We will also use numpy to implement matrix and vector multiplication in cases where the function is either vector valued or takes a vector as an input.

### 5.4 Elementary Functions
As outlined above, all elementary operations are defined for `ADnum` objects within the `ADnum` class and we have a special `ADmath` module which defines the trigonometric, exponential, and logarithmic functions to be used on ADnum objects, so that they both take as input and return an `ADnum` object, completing the set of defintions of all elementary operations and functions that can be composed to construct more complex functions.

### 5.5 Future Implementation
Our current implementation performs automatic differentiation for scalar functions of scalar variables.  Our constructor needs to be modified for functions of multiple inputs so that the `der` attribute will now be represented by a numpy array in these cases.  Minor revisions will also need to be applied to the methods defined in the `ADnum` and `ADmath` classes to ensure that these multidimensional `der` attributes are correctly updated, using the correct elementwise matrix multiplication for the numpy arrays.

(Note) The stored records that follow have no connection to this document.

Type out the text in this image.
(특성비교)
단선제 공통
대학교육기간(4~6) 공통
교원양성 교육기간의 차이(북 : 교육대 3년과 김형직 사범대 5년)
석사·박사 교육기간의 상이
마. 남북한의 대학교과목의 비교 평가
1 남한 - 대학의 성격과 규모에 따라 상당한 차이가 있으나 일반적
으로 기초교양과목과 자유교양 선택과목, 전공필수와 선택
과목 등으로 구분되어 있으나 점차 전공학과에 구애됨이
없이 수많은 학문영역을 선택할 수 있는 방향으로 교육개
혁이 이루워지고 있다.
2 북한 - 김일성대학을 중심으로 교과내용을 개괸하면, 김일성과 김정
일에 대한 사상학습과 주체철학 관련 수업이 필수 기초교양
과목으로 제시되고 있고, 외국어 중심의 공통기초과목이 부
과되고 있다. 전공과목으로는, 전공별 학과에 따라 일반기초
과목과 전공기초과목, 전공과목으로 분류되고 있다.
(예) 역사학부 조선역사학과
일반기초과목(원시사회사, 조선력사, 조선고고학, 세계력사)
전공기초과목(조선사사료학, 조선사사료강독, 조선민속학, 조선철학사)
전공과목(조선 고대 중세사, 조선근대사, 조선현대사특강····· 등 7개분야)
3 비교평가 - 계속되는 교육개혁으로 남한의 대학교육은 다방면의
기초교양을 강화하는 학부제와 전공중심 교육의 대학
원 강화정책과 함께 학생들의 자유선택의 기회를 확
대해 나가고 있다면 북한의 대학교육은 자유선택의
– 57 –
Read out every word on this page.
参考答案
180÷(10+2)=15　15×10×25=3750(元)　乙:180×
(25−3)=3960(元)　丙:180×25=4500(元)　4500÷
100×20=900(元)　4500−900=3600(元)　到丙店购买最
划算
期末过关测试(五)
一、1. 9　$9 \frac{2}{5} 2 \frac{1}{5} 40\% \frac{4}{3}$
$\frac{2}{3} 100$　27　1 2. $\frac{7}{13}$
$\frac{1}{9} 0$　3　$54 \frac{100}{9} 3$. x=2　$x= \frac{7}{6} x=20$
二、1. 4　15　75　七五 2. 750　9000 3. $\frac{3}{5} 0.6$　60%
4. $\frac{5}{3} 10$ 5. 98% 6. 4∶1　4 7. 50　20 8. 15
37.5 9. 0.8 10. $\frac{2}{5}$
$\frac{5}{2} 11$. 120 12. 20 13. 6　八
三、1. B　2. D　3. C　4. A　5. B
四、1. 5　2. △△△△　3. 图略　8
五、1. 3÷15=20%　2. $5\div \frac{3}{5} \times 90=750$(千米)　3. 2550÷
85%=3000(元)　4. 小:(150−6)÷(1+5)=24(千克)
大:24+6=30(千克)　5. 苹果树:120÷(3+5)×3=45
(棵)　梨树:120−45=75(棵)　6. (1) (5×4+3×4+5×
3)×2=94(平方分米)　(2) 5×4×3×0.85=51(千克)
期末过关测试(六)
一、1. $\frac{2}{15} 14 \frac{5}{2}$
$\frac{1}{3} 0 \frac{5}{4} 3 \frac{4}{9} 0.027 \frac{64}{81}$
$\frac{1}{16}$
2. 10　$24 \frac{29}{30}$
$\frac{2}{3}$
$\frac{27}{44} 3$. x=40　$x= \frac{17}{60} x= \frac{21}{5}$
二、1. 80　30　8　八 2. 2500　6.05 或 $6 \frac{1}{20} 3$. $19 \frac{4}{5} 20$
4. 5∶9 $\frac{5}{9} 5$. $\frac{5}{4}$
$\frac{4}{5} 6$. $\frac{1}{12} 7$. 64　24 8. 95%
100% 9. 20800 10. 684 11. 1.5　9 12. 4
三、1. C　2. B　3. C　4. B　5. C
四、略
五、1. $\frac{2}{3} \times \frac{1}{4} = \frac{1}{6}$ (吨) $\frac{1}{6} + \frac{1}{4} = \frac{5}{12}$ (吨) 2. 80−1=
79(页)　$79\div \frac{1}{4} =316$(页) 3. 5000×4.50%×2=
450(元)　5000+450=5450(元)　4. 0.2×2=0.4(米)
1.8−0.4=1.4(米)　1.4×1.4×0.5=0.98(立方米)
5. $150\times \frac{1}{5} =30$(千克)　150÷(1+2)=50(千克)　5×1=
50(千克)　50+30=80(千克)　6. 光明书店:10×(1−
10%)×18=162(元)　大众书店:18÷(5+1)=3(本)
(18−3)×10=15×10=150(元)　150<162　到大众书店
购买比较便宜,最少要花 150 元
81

We will also need to implement the functionality described in section 6, which includes an implementation of reverse mode for backpropagation and an implementation of the ADgraph class for building computational graphs and tables.

## 6. Project Extension

In order to expand our project from the basic forward mode automatic differentiation, we will make two additional developments for pedagogical and application purposes.

### 6.1 Computational Graphs and Tables
We will implement the class `ADgraph` which stores the computational graph used to compute the derivatives in forward mode.  For every operation we create an additional node which represents another trace in the program.  This graph will be stored as an attribute of the `ADnum` objects.  For pedagogical purposes, we want to be able to visualize this process so we will use external packages for displaying graphs where the edge labels display the corresponding operation.  Correspondingly, we will also develop the functionality to display a table showing the trace, elementary operation, value, and derivative at each step.  Such a tool could be useful in the classroom for teaching students how automatic differentiation works.

This will require modifying all of our methods to correctly add to the dictionary which contains the computational graph information for each operation that we have previously overloaded.  This will also involve the added challenge of ensuring compatability between our program and an external program for visualizing graphs and tables.

### 6.2 Backpropagation
The computational graph is also necessary to implement the reverse mode of automatic differentiation, which is important to many applications.  For example, backpropagation is the underlying method to fit the parameters of neural networks.  We will use the computational graph to store the structure needed to backpropagate derivatives.  Thus, we will have expanded our project to perform both forward and reverse automatic differentiation, making the package more suitable to a variety of applications. 

To perform backpropagation requires writing methods to correctly traverse the computational graph and propagate derivatives from the output through the intermediates to the inputs, which will require developing new methods for the `ADgraph`class.